I have been Chief of Staff for the past 1 1/2 years. Originally, I agreed to do this as a temporary manoeuvre in August 2020 so as to allow the Board of Directors to find someone to take on the permanent role. When the second and third wave of covid hit, this was not the time to start looking for a new chief so I continued in the role. I found that I thoroughly enjoy working as chief of staff. The rest of the doctors at the hospital would look to me to find answers to problems for which there were no easy solutions. I did my best to maintain calmness in the face of a sea of chaos. I enjoyed working with the uncertainty and the challenges of the constantly changing covid fueled environment while maintaining the highest possible quality of medical care in the hospital. The Chief of Staff is a Board of Directors appointment and candidates need to go through a formal process to get selected. This involves three interviews and presentations. After much discussion, amongst themselves, The Board of Directors chose someone else…… To say I was disappointed is a huge understatement. Although they conceded that I have been doing a great job, they were concerned about my age and felt someone younger and more digitally inclined would be better suited to be Chief of Staff in North America’s first fully digital hospital….. As I climbed over the hill of disappointment, when I reached the top, I was able to reflect upon the red in my father’s beard. I reflected upon the day I saw Grand Bahama Island in the sunrise. I reflected upon the peace and contentment I feel on my boat. I realize now that the Board of Directors has handed me the most perfect gift. The new chief takes over on April 1, 2022 and as if by some coincidence, that is exactly the same day my flight takes off to Nassau…..

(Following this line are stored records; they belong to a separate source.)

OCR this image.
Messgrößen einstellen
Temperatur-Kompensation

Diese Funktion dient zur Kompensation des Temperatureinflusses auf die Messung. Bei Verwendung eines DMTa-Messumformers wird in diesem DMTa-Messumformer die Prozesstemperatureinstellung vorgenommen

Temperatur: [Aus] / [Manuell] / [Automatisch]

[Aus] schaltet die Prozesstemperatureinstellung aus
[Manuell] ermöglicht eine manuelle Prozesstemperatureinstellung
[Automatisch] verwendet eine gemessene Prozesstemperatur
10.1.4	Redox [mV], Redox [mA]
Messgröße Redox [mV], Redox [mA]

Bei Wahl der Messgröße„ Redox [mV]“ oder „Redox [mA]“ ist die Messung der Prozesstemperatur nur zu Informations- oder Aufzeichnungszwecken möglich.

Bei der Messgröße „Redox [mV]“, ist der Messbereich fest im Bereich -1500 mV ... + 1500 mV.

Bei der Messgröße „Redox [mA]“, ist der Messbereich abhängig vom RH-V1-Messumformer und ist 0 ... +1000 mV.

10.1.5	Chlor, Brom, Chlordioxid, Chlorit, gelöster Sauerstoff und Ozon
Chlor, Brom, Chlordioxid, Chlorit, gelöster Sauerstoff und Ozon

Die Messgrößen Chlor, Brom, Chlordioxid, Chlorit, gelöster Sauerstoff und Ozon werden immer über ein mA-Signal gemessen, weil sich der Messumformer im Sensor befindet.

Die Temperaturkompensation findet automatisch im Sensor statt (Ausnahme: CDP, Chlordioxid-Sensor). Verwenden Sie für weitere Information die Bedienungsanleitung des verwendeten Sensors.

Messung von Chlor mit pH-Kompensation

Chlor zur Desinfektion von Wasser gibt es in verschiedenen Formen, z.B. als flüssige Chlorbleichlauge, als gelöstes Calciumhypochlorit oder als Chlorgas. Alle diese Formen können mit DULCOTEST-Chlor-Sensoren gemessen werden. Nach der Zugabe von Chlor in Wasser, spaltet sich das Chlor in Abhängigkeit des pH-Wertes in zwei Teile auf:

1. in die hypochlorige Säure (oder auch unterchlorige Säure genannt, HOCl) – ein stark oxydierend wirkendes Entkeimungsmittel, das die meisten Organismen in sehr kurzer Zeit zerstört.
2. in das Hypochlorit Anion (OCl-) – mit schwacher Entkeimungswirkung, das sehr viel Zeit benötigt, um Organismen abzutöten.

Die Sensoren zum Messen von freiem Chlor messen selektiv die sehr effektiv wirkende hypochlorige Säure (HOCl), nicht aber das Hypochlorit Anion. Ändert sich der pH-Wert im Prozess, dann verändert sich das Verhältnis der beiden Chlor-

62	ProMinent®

6 thoughts on “The Red In My Father’s Beard

  1. Janet says:

    Hi John. Many thanks for your reflections and sharing your experiences. I had forgotten the fascination I had as a child when Dad first grew his beard, and the shock of its colour. And I had forgotten that Mom and Dad spent that last summer in 1975 camping at Lake Wabumum. I had spent that summer interning in Halifax, then the month of August as a camp counsellor at Sundre IVCF. Lots of love, Janet

    • Mark Searle says:

      Merry Christmas John and Ileana and s/v Ileana. Love your blog. I agree that the outcome of the selection process may have been a blessing in disguise. Now you can enjoy your adventure unfettered by the responsibilities of being Chief of Staff. I remember that LO 300…. brutal. Have you planned your itinerary past Bahamas or are you just a free spirit? Happy New Year!

  2. marco Pestalozza says:

    Hi John , thanks for sharing your sailor’s thoughts. I fully agree , except for the 40 plus knots to fight now and again….. I am happy with smoother cruising. Looking forward to sailing with you in Sardinia next summer
    Best wishes for 2022,
    Marco

  3. AUKE KOOPAL says:

    Hi John,
    I’m reading your postings every now and then, especially when shore bound due to weather or season. Always love it. Sailing in Sardinia for next summer sounds promising, this will be our third try ! But first for you the Bahama’s in April. Enjoy that as you so deserve after your long career as a surgeon. Best wishes for 2022 and hopefully we will catch up again.